This is Part 1 of 5 in a series about Irap who will start in the Kentucky Derby on May 6.
Part 1: Dug in, Held Gamely
When the horses loaded into the starting gates for the 93rd running of the Bluegrass Stakes, the horse in the sixth slot hadn’t warranted much attention. Irap, coming off a fourth-place finish in the Grade-3 Sunland Derby just 13 days before, was the next-to-last choice among seven horses. In five previous attempts, he’d failed to win a single race and, since the inception of the Bluegrass Stakes in 1937, no horse had ever won this Kentucky Derby prep race without at least one win to his name.

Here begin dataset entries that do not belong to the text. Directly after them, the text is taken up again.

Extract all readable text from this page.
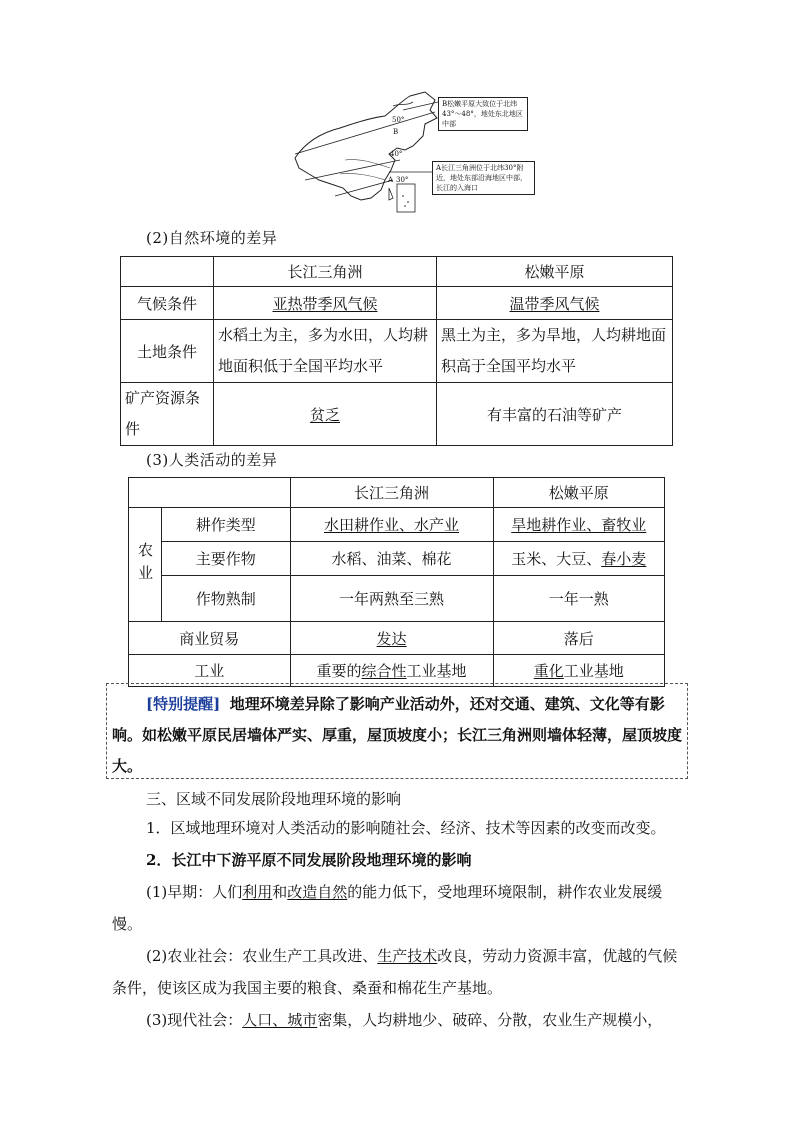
50°
B
40°
A 30°
B松嫩平原大致位于北纬43°～48°，地处东北地区中部
A长江三角洲位于北纬30°附近，地处东部沿海地区中部，长江的入海口
(2)自然环境的差异
	长江三角洲	松嫩平原
气候条件	亚热带季风气候	温带季风气候
土地条件	水稻土为主，多为水田，人均耕地面积低于全国平均水平	黑土为主，多为旱地，人均耕地面积高于全国平均水平
矿产资源条件	贫乏	有丰富的石油等矿产
(3)人类活动的差异
		长江三角洲	松嫩平原
农业	耕作类型	水田耕作业、水产业	旱地耕作业、畜牧业
	主要作物	水稻、油菜、棉花	玉米、大豆、春小麦
	作物熟制	一年两熟至三熟	一年一熟
商业贸易		发达	落后
工业		重要的综合性工业基地	重化工业基地
[特别提醒] 地理环境差异除了影响产业活动外，还对交通、建筑、文化等有影响。如松嫩平原民居墙体严实、厚重，屋顶坡度小；长江三角洲则墙体轻薄，屋顶坡度大。
三、区域不同发展阶段地理环境的影响
1．区域地理环境对人类活动的影响随社会、经济、技术等因素的改变而改变。
2．长江中下游平原不同发展阶段地理环境的影响
(1)早期：人们利用和改造自然的能力低下，受地理环境限制，耕作农业发展缓慢。
(2)农业社会：农业生产工具改进、生产技术改良，劳动力资源丰富，优越的气候条件，使该区成为我国主要的粮食、桑蚕和棉花生产基地。
(3)现代社会：人口、城市密集，人均耕地少、破碎、分散，农业生产规模小，
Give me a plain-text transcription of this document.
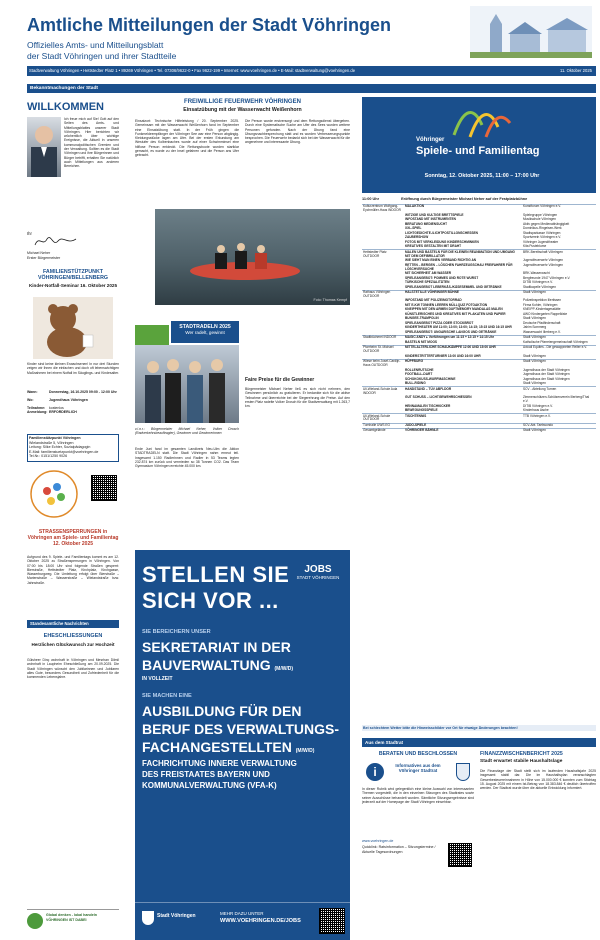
Amtliche Mitteilungen der Stadt Vöhringen
Offizielles Amts- und Mitteilungsblatt
der Stadt Vöhringen und ihrer Stadtteile
Stadtverwaltung Vöhringen • Hettstedter Platz 1 • 89269 Vöhringen • Tel. 07306/9622-0 • Fax 9622-199 • Internet: www.voehringen.de • E-Mail: stadtverwaltung@voehringen.de	11. Oktober 2025
Bekanntmachungen der Stadt
WILLKOMMEN
Ich freue mich auf Sie! Gott auf den Seiten des Amts- und Mitteilungsblattes unserer Stadt Vöhringen. Hier berichten wir wöchentlich über wichtige Ereignisse, die Aktuell in unseren kommunalpolitischen Gremien und der Verwaltung. Sollten es die Stadt Vöhringen und ihre Bürgerinnen und Bürger betrifft, erhalten Sie natürlich auch Mitteilungen aus anderen Bereichen.
Ihr
Michael Neher
Erster Bürgermeister
FAMILIENSTÜTZPUNKT VÖHRINGEN/BELLENBERG
Kinder-Notfall-Seminar 16. Oktober 2025
Kinder sind keine kleinen Erwachsenen! In nur drei Stunden zeigen wir Ihnen die einfachen und doch oft lebenswichtigen Maßnahmen bei einem Notfall im Säuglings- und Kindesalter.
Wann:	Donnerstag, 16.10.2025 09:00 - 12:00 Uhr
Wo:	Jugendhaus Vöhringen
Teilnahme: kostenlos
Anmeldung: ERFORDERLICH
Familienstützpunkt Vöhringen
Wielandstraße 5, Vöhringen
Leitung: Silke Echter, Sozialpädagogin
E-Mail: familienstuetzpunkt@voehringen.de
Tel.Nr.: 0151/1250 9026
STRASSENSPERRUNGEN in Vöhringen am Spiele- und Familientag 12. Oktober 2025
Aufgrund des 9. Spiele- und Familientags kommt es am 12. Oktober 2025 zu Straßensperrungen in Vöhringen. Von 07:00 bis 18:00 Uhr sind folgende Straßen gesperrt: Bierstraße, Hettstedter Platz, Kirchplatz, Kirchgasse, Wasserburgweg. Die Umleitung erfolgt über Bierstraße – Marienstraße – Wasserstraße – Wielandstraße bzw. Jahnstraße.
Standesamtliche Nachrichten
EHESCHLIESSUNGEN
Herzlichen Glückwunsch zur Hochzeit
Gülsheer Dinç wohnhaft in Vöhringen und Mesrhan Dilmil wohnhaft in Laupheim Eheschließung am 20.09.2025. Die Stadt Vöhringen wünscht den Jubilarinnen und Jubilaren alles Gute, besonders Gesundheit und Zufriedenheit für die kommenden Lebensjahre.
Global denken - lokal handeln VÖHRINGEN IST DABEI
FREIWILLIGE FEUERWEHR VÖHRINGEN
Einsatzübung mit der Wasserwacht Weißenhorn
Einsatzort: Technische Hilfeleistung / 20. September 2025. Gemeinsam mit der Wasserwacht Weißenhorn fand im September eine Einsatzübung statt. In der Früh gingen die Funkmeldeempfänger der Vöhringer See war eine Person abgängig. Kleidungsstücke lagen am Ufer. Bei der ersten Erkundung am Westufer des Kolbenbaches wurde auf einer Schwimminsel eine hilflose Person entdeckt. Die Rettungsboote wurden startklar gemacht, es wurde zu der Insel gefahren und die Person ans Ufer gebracht.
Die Person wurde erstversorgt und dem Rettungsdienst übergeben. Durch eine Systematische Suche am Ufer des Sees wurden weitere Personen gefunden. Nach der Übung fand eine Übungsnachbesprechung statt und es wurden Verbesserungspunkte besprochen. Die Feuerwehr bedankt sich bei der Wasserwacht für die angenehme und interessante Übung.
Foto: Thomas Kempf
STADTRADELN 2025
Wer radelt, gewinnt
v.l.n.r.: Bürgermeister Michael Neher, Volker Drosch (Radverkehrsbeauftragter), Gewinner und Gewinnerinnen
Ende Juni fand im gesamten Landkreis Neu-Ulm die Aktion STADTRADELN statt. Die Stadt Vöhringen nahm erneut teil. Insgesamt 1.150 Radlerinnen und Radler in 53 Teams legten 232.874 km zurück und vermieden so 38 Tonnen CO2. Das Team Gymnasium Vöhringen erreichte 45.000 km.
Faire Preise für die Gewinner
Bürgermeister Michael Neher ließ es sich nicht nehmen, den Gewinnern persönlich zu gratulieren. Er bedankte sich für die aktive Teilnahme und überreichte bei der Siegerehrung die Preise. Auf den ersten Platz radelte Volker Drosch für die Stadtverwaltung mit 1.263,7 km.
STELLEN SIE
SICH VOR ...
JOBS
STADT VÖHRINGEN
SIE BEREICHERN UNSER
SEKRETARIAT IN DER
BAUVERWALTUNG (M/W/D)
IN VOLLZEIT
SIE MACHEN EINE
AUSBILDUNG FÜR DEN
BERUF DES VERWALTUNGS-
FACHANGESTELLTEN (M/W/D)
FACHRICHTUNG INNERE VERWALTUNG
DES FREISTAATES BAYERN UND
KOMMUNALVERWALTUNG (VFA-K)
Stadt Vöhringen	MEHR DAZU UNTER
WWW.VOEHRINGEN.DE/JOBS
Vöhringer
Spiele- und Familientag
Sonntag, 12. Oktober 2025, 11:00 – 17:00 Uhr
11:00 Uhr	Eröffnung durch Bürgermeister Michael Neher auf der Festplatzbühne
Kulturzentrum Wolfgang-Eychmüller-Haus INDOOR	MALAKTION	Kunstforum Vöhringen e.V.
	WITZIGE UND KULTIGE BRETTSPIELE	Spielegruppe Vöhringen
	INFOSTAND MIT INSTRUMENTEN	Musikschule Vöhringen
	BERATUNG MEDIENSUCHT	Aktiv gegen Medienabhängigkeit
	XXL-SPIEL	Dominikus-Ringeisen-Werk
	LICHTGEDICHTE-/LICHTPOSTILLONSCHESSEN	Stadtsparkasse Vöhringen
	ZAUBERSHOW	Sportverein Vöhringen e.V.
	FOTOS MIT VERKLEIDUNG KINDERSCHMINKEN	Vöhringer Jugendtheater
	KREATIVES GESTALTEN MIT DRAHT	Kita Pusteblume
Hettstedter Platz OUTDOOR	MALEN UND BASTELN FÜR DIE KLEINEN REANIMATION UND UMGANG MIT DEM DEFIBRILLATOR	BRK-Bereitschaft Vöhringen
	WIE SIEHT MAN EINEN VERBAND RICHTIG AN	Jugendfeuerwehr Vöhringen
	RETTEN – BERGEN – LÖSCHEN FAHRZEUGSCHAU FREIFAHRER FÜR LÖSCHVERSUCHE	Jugendfeuerwehr Vöhringen
	MIT SICHERHEIT AM WASSER	BRK-Wasserwacht
	SPIELEANGEBOT: POMMES UND ROTE WURST	Bergfreunde 1947 Vöhringen e.V.
	TÜRKISCHE SPEZIALITÄTEN	DITIB Vöhringen e.V.
	SPIELEANGEBOT LEBERKÄS-/KÄSESEMMEL UND GETRÄNKE	Stadtkapelle Vöhringen
Rathaus Vöhringen OUTDOOR	HALSTETILLE VÖHRINGER BÜHNE	Stadt Vöhringen
	INFOSTAND MIT POLIZEIMOTORRAD	Polizeiinspektion Illertissen
	MIT E-KW TONNEN LEEREN MÜLLQUIZ FOTOAKTION	Firma Kohler, Vöhringen
	KNEIPPEN MIT DEN ARMEN DUFTMEMORY MANDALAS MALEN	KNEIPP-Kindertagesstätte
	KÜNSTLERISCHES UND KREATIVES MIT PLAKATEN UND PAPIER	AWO Kindergarten Rappelkiste
	BUNGEE-TRAMPOLIN	Stadt Vöhringen
	SPIELEANGEBOT PIZZA ODER STOCKBROT	Deutsche Pfadfinderschaft
	KINDERTHEATER UM 11:00; 12:00; 13:00; 14:15; 15:15 UND 16:15 UHR	Jahim Sommerg
	SPIELEANGEBOT: UNGARISCHE LANGOS UND GETRÄNKE	Wasserwacht Illerberg e.V.
Stadtbücherei INDOOR	MAGIC ANDY ▸ Vorführungen um 11:15 + 12:15 + 14:15 Uhr	Stadt Vöhringen
	BASTELN MIT MOOS	Katholische Pfarreiengemeinschaft Vöhringen
Pfarrheim St. Michael OUTDOOR	MITTELALTERLICHE SCHAUKÄMPFE 12:00 UND 15:00 UHR	Avicali Equites - Die gewappneten Reiter e.V.
	KINDERSTRITTERTURNIER 13:00 UND 16:00 UHR	Stadt Vöhringen
Wiese beim Josef-Cardijn-Haus OUTDOOR	HÜPFBURG	Stadt Vöhringen
	ROLLENRUTSCHE	Jugendhaus der Stadt Vöhringen
	FOOTBALL-DART	Jugendhaus der Stadt Vöhringen
	SCHOKOKUSS-WURFMASCHINE	Jugendhaus der Stadt Vöhringen
	BULL-RIDING	Stadt Vöhringen
Uli-Wieland-Schule Aula INDOOR	HANDSTAND – TÜV ABFLDOR	SCV - Abteilung Turnen
	GUT SCHUSS – LICHTGEWEHRSCHIESSEN	Zimmerschützen-Schützenverein Illerberg/Thal e.V.
	HENNAMALEN TISCHKICKER	DITIB Vöhringen e.V.
	BEWEGUNGSSPIELE	Kinderhaus Asche
Uli-Wieland-Schule OUTDOOR	TISCHTENNIS	TTB Vöhringen e.V.
Turnhalle UWS EG	JUDO-SPIELE	SCV-Abt. Taekwondo
Gesamtgelände	VÖHRINGER BÄHNLE	Stadt Vöhringen
Bei schlechtem Wetter bitte die Hinweisschilder vor Ort für etwaige Änderungen beachten!
Aus dem Stadtrat
BERATEN UND BESCHLOSSEN
i	Informatives aus dem Vöhringer Stadtrat
In dieser Rubrik wird gelegentlich eine kleine Auswahl von interessanten Themen vorgestellt, die in den einzelnen Sitzungen des Stadtrates sowie seiner Ausschüsse behandelt wurden. Sämtliche Sitzungsergebnisse sind jederzeit auf der Homepage der Stadt Vöhringen einsehbar.
www.voehringen.de
Quicklink: Ratsinformation – Sitzungstermine / Aktuelle Tagesordnungen
FINANZZWISCHENBERICHT 2025
Stadt erwartet stabile Haushaltslage
Die Finanzlage der Stadt stellt sich im laufenden Haushaltsjahr 2025 insgesamt stabil dar. Die im Haushaltsplan veranschlagten Gewerbesteuereinnahmen in Höhe von 15.000.000 € konnten zum Stichtag 15. August 2025 mit einem Ist-Betrag von 18.383.846 € deutlich übertroffen werden. Der Stadtrat wurde über die aktuelle Entwicklung informiert.
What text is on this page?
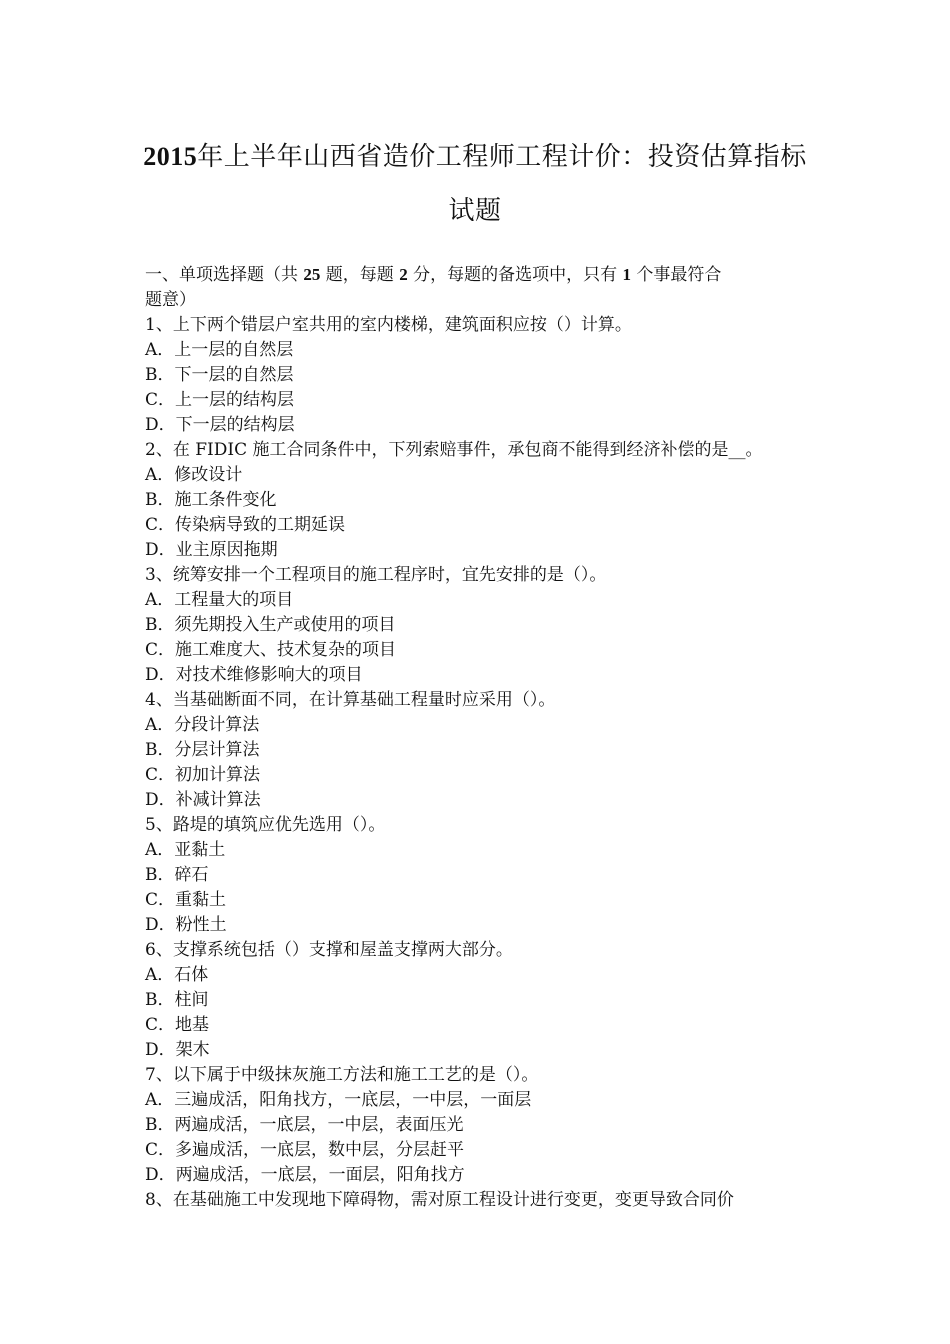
2015年上半年山西省造价工程师工程计价：投资估算指标
试题
一、单项选择题（共 25 题，每题 2 分，每题的备选项中，只有 1 个事最符合
题意）
1、上下两个错层户室共用的室内楼梯，建筑面积应按（）计算。
A．上一层的自然层
B．下一层的自然层
C．上一层的结构层
D．下一层的结构层
2、在 FIDIC 施工合同条件中，下列索赔事件，承包商不能得到经济补偿的是__。
A．修改设计
B．施工条件变化
C．传染病导致的工期延误
D．业主原因拖期
3、统筹安排一个工程项目的施工程序时，宜先安排的是（）。
A．工程量大的项目
B．须先期投入生产或使用的项目
C．施工难度大、技术复杂的项目
D．对技术维修影响大的项目
4、当基础断面不同，在计算基础工程量时应采用（）。
A．分段计算法
B．分层计算法
C．初加计算法
D．补减计算法
5、路堤的填筑应优先选用（）。
A．亚黏土
B．碎石
C．重黏土
D．粉性土
6、支撑系统包括（）支撑和屋盖支撑两大部分。
A．石体
B．柱间
C．地基
D．架木
7、以下属于中级抹灰施工方法和施工工艺的是（）。
A．三遍成活，阳角找方，一底层，一中层，一面层
B．两遍成活，一底层，一中层，表面压光
C．多遍成活，一底层，数中层，分层赶平
D．两遍成活，一底层，一面层，阳角找方
8、在基础施工中发现地下障碍物，需对原工程设计进行变更，变更导致合同价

It didn’t help Irap’s case that he was facing off against the leading contender for the Kentucky Derby. McCraken, the undefeated son of Hall of Famer Ghostzapper, had already won two graded stakes races and was the top choice in this race as well as a slight favorite for the Kentucky Derby.
But, soon after the starting gates flew open, there was Irap stalking the pace in perfect position. When the horses exited the near turn and headed down the back stretch, Irap was still looking comfortable in the second position. But that wouldn’t hold, right? He went off at odds of 31-to-1 and racing fans have seen plenty of longshots who have run near the front but finished near the back. Then the horses entered the far turn and Irap moved into the lead like a horse who, . . . well, a horse who had actually won a race before. He looked strong and capable. Winning horses make moves like this.
In the stretch, Irap held the lead but seemed to tire. He may have slowed but he didn’t fade. Practical Joke and McCraken came for him, but they didn’t catch him.
The race was broadcast on NBC Sports Network and the announcers weren’t impressed with Irap’s race. Longtime horse racing analyst Randy Moss said Irap looked so tired in the stretch that he was looking for a place to lie down. That’s a funny line, to be sure, but is it true? The notes on the chart that catalog the race results describe Irap’s stretch run differently. “Dug in. Held gamely,” the chart says. In other words, Irap made a brave effort down the stretch to win the race.
Regardless, for the first time in history, a maiden had won the Bluegrass Stakes and Irap was on his way to the Kentucky Derby.
And racing fans across the country asked themselves, “Who the hell is Irap?